Marielba Núñez
Hace tiempo que el promedio de notas dejó de ser un parámetro confiable sobre la preparación de los bachilleres, especialmente en el sector público. Para nadie es un secreto que una importante cantidad de estudiantes arrastra graves deficiencias, por causas que han sido diagnosticadas una y otra vez sin que se manifieste una verdadera voluntad por encontrar una solución. Entre ellas figura la falta de profesores en materias tan importantes como Matemática y Castellano. En lugar de resolver el verdadero problema y trazar un plan sostenible que sirva para cubrir las vacantes, las ausencias suelen llenarse con notas inventadas.
Para añadir aún más descrédito a las calificaciones, la Oficina de Planificación del Sector Universitario decidió darles solo 50% del peso a la hora de asignar el ingreso universitario. En algunos casos tuvo incluso menos valor, de acuerdo con un análisis de la Universidad Central de Venezuela, que pone en entredicho la metodología empleada por esa institución. Dentro del discurso demagógico que pretende justificar, con la excusa de corregir la exclusión, que el Gobierno se haya apropiado de la asignación de entre 70% a 100% de los cupos en las universidades nacionales, cuando en realidad lo convenido era que distribuyera 30%, se dejaron a un lado largas horas de estudio, el esfuerzo de estudiantes que persiguieron su meta con genuino interés.
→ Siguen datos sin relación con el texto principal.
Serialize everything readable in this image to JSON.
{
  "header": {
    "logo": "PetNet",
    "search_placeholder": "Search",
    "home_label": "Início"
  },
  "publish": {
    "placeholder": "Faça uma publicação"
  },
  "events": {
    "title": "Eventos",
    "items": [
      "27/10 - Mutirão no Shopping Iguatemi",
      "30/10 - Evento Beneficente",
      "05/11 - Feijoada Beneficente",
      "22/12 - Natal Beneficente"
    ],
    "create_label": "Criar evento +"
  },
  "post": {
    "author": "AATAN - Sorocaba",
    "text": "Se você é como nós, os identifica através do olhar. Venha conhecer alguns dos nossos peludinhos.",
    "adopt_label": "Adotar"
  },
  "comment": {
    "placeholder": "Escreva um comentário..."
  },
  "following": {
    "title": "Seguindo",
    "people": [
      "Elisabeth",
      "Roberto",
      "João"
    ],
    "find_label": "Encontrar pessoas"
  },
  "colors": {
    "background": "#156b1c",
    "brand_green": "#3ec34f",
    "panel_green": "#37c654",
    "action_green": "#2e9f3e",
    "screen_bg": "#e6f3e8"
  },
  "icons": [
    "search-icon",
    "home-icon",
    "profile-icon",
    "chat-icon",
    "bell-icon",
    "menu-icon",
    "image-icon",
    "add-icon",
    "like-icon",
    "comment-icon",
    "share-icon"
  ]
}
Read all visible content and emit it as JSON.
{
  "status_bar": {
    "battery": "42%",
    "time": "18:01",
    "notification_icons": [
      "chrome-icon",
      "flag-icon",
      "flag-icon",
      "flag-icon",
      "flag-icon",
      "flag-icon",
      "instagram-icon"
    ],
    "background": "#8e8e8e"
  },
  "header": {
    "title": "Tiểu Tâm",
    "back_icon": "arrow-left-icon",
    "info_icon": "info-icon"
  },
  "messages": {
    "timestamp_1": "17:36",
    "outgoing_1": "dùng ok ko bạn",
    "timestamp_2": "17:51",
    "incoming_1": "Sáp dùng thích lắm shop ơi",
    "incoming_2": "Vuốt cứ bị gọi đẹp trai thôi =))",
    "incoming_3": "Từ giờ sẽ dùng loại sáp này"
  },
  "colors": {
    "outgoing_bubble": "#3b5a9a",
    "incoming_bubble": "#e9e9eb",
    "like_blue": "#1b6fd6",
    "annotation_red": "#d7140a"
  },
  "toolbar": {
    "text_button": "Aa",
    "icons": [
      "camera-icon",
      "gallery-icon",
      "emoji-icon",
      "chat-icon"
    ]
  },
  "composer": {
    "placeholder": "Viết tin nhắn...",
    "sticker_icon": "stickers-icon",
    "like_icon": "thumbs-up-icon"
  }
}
También se pretende ocultar la verdadera exclusión, la que priva a la mayoría de los bachilleres en muchos liceos públicos de la educación de calidad a la que tienen derecho.
Quienes no cuentan con una base sólida de conocimientos corren un alto riesgo de fracasar en su tránsito por la educación superior. Experiencias anteriores deberían servir de lección. Como ejemplo puede tomarse lo ocurrido cuando se eliminó la Prueba de Aptitud Académica como requisito para entrar a la universidad. Según una nota firmada por Isayen Herrera en El Nacional, el Boletín Estadístico de la Universidad Central de Venezuela refleja que en la cohorte 2008 —año en que se tomó la medida—, entraron a esa institución educativa 8.512 estudiantes, 1.803 asignados por el CNU. “Cinco años después lograron el título 108 estudiantes (5%), el resto tardó más años en graduarse o desertaron”.
Las universidades nacionales, obligadas a funcionar con recursos cada vez más escasos, tienen más que justificada su posición de defender que quienes ingresen en ellas sean los que puedan aprovechar de la mejor manera posible la oportunidad de cursar una carrera, pues de otra forma estarían siendo negligentes con la tarea que se les encomendó. Dado que no hay una medición de la calidad del bachillerato y que las notas dicen poco acerca de la preparación de los estudiantes, las pruebas internas parecen ser una opción lógica, pero el Gobierno sigue empeñado en combatirlas sin ofrecer alternativas, ahora con la imposición arbitraria de una lista de admitidos. La frustración con la que inevitablemente se toparán las víctimas del fraude educativo que supone una educación básica de poca calidad, y el costo que eso supone, no solo para el Estado, sino también para muchas familias, parece importar poco a quienes hoy pronuncian discursos grandilocuentes sobre inclusión y otras palabras que de tanto repetirlas ya suenan vacías.